Birmanie : la condamnation à mort de dizaines de milliers de sinistrés

Par M’hammed Kilito

Bien souvent ce n’est guère qu’au sujet d’Aung San Suu Kyi et du Triangle d’Or que l’on entend parler de la Birmanie dans les médias. Après le passage du cyclone Nargis, la catastrophe naturelle qui a frappé le pays en mai 2008 et fait près de 134.000 morts et disparus, les frontières de la Birmanie restent encore fermées, pendant que plus d’un million de sinistrés n’auraient toujours reçu aucune aide ni du gouvernement birman ni de l’étranger. Les militaires refusent catégoriquement toute aide humanitaire internationale. Depuis, la Birmanie a été grandement exposée dans les médias et a suscité beaucoup de questionnements concernant la gouvernance de la junte militaire. Pour mieux comprendre la situation actuelle, ce billet traitera l’histoire récente du pays et l’idéologie du régime en place.

Suite au massacre de près de 3000 personnes par les militaires durant la révolte populaire (mieux connue sous le nom « 8.8.88 » ), au coup d’État en 1988 et pour s’assurer la stabilité et diminuer toute possibilité de soulèvement populaire, le SLORC annonce en mai 1990 la tenue d’élections. Contrairement à toute attente, le vote s’est déroulé très librement et sans fraude. La National League for Democracy (NLD) d’Aung San Suu Kyi remporte une victoire écrasante, en obtenant 392 des 485 sièges de l’assemblée, un désastre pour le SLORC qui obtient à peine une dizaine de sièges dans la nouvelle assemblée (Courdy 2004). Malgré cette victoire du NLD, le SLORC refuse de céder le pouvoir et continue de gouverner sous le régime de la loi martiale et assigne Aung San Suu Kyi à résidence, ce qui est encore sa situation aujourd’hui. En 1997, le SLORC entreprend un remaniement et prend le nom de SPDC, mais l’équipe au pouvoir reste globalement la même, avec le général Than Shwe à sa tête.

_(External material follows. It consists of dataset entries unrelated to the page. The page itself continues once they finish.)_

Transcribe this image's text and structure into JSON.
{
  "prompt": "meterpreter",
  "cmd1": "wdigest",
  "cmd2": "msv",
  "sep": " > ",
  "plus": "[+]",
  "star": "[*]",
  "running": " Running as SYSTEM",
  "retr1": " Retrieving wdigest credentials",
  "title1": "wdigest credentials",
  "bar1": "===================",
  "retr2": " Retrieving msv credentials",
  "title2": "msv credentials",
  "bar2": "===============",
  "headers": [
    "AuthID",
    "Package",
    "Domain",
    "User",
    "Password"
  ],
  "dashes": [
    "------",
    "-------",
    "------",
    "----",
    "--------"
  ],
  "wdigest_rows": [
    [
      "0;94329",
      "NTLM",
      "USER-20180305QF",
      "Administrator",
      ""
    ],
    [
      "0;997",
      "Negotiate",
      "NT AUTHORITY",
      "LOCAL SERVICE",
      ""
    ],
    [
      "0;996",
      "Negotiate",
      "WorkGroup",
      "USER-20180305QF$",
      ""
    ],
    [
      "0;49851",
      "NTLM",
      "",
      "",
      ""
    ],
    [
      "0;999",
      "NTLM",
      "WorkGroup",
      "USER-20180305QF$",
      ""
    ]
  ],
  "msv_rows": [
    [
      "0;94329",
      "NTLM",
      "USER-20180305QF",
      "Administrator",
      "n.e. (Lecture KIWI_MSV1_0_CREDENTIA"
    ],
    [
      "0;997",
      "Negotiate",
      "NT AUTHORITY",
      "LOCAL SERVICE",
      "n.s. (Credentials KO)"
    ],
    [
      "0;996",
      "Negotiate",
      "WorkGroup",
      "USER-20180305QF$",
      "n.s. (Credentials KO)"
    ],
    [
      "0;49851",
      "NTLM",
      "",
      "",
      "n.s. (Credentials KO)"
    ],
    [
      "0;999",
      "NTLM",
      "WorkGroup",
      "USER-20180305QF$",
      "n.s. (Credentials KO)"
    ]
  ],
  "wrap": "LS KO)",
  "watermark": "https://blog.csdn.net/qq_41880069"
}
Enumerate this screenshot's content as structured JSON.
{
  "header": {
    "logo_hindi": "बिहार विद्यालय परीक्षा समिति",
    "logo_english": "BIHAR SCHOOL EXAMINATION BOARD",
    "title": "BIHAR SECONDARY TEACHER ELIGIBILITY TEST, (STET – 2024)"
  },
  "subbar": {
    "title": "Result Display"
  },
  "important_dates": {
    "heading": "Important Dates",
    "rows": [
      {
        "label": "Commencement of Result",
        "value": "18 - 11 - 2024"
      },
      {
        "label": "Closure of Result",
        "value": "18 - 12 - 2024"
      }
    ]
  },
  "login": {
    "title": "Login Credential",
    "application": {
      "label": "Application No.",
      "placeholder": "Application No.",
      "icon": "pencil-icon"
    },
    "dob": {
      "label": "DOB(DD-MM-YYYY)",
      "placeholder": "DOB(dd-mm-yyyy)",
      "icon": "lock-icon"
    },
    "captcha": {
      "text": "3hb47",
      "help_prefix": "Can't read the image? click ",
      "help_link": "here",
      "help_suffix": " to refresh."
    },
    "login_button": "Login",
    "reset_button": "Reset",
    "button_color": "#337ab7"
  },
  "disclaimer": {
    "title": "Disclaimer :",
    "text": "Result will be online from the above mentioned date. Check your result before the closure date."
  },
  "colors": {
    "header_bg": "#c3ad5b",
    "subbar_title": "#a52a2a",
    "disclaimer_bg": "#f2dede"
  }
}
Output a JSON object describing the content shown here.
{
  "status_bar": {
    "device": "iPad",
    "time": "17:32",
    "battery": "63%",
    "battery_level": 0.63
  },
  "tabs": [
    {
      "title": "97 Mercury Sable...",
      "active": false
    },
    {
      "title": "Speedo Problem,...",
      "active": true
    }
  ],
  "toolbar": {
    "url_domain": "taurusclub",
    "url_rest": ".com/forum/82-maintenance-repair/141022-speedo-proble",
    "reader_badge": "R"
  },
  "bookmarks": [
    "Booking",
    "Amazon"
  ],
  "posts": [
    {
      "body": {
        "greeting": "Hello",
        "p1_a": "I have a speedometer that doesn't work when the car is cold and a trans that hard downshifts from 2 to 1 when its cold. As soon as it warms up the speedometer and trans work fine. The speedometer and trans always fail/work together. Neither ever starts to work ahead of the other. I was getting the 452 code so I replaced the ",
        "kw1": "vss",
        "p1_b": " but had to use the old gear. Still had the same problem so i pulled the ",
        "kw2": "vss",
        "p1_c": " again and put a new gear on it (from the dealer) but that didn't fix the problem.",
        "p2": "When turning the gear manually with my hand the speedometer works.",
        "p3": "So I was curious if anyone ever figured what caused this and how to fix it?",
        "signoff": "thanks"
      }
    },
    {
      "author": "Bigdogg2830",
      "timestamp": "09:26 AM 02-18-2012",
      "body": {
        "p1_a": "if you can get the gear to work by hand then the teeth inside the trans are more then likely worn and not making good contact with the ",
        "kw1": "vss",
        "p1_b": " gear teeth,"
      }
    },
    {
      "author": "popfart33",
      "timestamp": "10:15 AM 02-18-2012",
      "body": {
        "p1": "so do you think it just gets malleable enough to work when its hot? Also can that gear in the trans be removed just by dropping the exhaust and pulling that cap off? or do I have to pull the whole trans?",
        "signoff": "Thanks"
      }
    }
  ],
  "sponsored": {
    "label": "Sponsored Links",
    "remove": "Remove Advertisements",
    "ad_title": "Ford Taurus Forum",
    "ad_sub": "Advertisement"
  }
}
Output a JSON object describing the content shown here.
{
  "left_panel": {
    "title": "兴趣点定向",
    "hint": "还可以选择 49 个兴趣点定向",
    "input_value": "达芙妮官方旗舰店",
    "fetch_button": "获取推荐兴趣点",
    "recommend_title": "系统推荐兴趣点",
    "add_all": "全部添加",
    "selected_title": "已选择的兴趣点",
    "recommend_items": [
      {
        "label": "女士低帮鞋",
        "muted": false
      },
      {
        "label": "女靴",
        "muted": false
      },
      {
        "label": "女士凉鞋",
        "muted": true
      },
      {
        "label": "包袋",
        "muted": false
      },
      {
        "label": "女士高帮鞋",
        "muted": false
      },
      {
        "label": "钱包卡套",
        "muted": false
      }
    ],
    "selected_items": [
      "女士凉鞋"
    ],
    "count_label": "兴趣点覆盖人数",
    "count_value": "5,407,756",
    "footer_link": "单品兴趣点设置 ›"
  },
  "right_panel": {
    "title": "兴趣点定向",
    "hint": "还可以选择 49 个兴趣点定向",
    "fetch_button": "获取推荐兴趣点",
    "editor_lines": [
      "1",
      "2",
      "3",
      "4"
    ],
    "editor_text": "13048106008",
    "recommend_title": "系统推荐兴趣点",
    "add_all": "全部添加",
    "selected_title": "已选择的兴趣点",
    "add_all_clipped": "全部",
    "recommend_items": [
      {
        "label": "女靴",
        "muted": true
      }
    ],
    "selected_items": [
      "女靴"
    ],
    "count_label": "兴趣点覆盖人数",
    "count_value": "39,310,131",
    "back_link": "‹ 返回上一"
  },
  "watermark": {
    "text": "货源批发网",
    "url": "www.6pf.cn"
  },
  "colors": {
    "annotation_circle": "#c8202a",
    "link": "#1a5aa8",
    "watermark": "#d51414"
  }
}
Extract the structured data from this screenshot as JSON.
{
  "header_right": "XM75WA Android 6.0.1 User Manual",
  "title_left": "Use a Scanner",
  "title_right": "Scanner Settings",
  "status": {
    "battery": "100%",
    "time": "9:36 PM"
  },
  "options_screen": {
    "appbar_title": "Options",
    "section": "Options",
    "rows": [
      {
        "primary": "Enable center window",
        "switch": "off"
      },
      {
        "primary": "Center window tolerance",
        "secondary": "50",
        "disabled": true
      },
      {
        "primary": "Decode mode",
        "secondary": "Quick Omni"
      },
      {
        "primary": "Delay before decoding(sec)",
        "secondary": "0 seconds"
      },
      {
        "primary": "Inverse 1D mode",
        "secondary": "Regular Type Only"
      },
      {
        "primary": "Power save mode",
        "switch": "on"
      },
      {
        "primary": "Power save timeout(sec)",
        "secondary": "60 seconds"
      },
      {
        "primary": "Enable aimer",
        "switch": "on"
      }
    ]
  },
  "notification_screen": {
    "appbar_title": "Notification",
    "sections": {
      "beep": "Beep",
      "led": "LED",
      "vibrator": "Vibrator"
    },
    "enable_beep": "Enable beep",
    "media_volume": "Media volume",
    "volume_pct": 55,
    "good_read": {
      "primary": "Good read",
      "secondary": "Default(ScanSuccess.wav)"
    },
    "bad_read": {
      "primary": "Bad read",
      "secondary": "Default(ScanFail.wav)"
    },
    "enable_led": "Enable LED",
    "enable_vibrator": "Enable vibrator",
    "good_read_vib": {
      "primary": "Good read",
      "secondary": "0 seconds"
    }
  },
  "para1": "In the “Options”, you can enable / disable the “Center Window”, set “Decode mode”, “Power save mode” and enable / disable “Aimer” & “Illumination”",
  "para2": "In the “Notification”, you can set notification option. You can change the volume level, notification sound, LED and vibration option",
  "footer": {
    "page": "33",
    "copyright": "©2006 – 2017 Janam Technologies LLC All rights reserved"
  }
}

La Birmanie est dépourvue de constitution depuis que le SLORC a abrogé celle de 1974 lors de sa prise de pouvoir en 1988. Dès lors, le pays vit une crise politico-institutionnelle (Boissier 2007.) La junte militaire contrôle à elle seule les pouvoirs exécutif, législatif et judiciaire, elle a aussi changé le nom du pays de la Birmanie au Myanmar sous prétexte que la première appellation correspondait uniquement aux Birmans proprement dits, à l’exclusion des diverses minorités ethniques. Ce changement de nom n’a véritablement rien changé à la réalité des minorités ethniques qui sont marginalisées et qui ont subi plusieurs déportations qui rentrent dans le cadre du programme de birmanisation. Ce programme a pour but de définir les principes de base d’une culture nationale unifiée et justifie selon la junte la répression des minorités qui ne veulent pas s’assimiler.

L’idéologie de la junte repose fondamentalement sur un nationalisme xénophobe et un refus catégorique des influences extérieures, à la fois extérieures au système politique en place (l’opposition) et extérieures à la Birmanie (l’étranger, et surtout l’Occident). À ce refus des valeurs occidentales est associé un recours à l’asiatisme comme valeur de référence. Cette pensée est très bien illustrée par une citation du lieutenant-général Khin Nyunt, l’une des principales figures de la junte jusqu’à son éviction en octobre 2004 :  «nous ne tolérerons aucune interférence étrangère. Seuls les Birmans aiment vraiment la Birmanie. Aucun étranger n’aimera jamais la Birmanie. Tout cela est très clair, il faut y songer quand des étrangers disent qu’ils aiment la Birmanie» (Buhrer Levenson 2000).

C’est la xénophobie dont nous avons parlé plus haut qui serait derrière le refus de l’aide humanitaire internationale, mais aussi la crainte de la junte à ce que les membres des ONG et les journalistes rapportent les situations politique, économique et sociale désastreuses que vit la Birmanie. Par ailleurs, si le régime accepte d’aider une partie de la population et pas les autres c’est parce que ceux qui sont aidés soutiennent le pouvoir ou sont proches de celui-ci. Tandis que les autres sont punis faute de le faire.


Références

Buhrer, Jean-Claude et Claude B Levenson. 2000. Aung San Suu Kyi, demain la Birmanie. Arles : Éditions Philippe Picquier

Courdy, Jean-Claude. 2004. Birmanie (Myanmar) La mosaique inachevée. Paris : Éditions Belin.

Olivier, Boissier. 1997. « Birmanie : crise, dictature et réaction de la communauté internationale ». Étude réalisée dans le cadre des travaux de la comission Urgence et post-crise du Haut Conseil de la coopération international.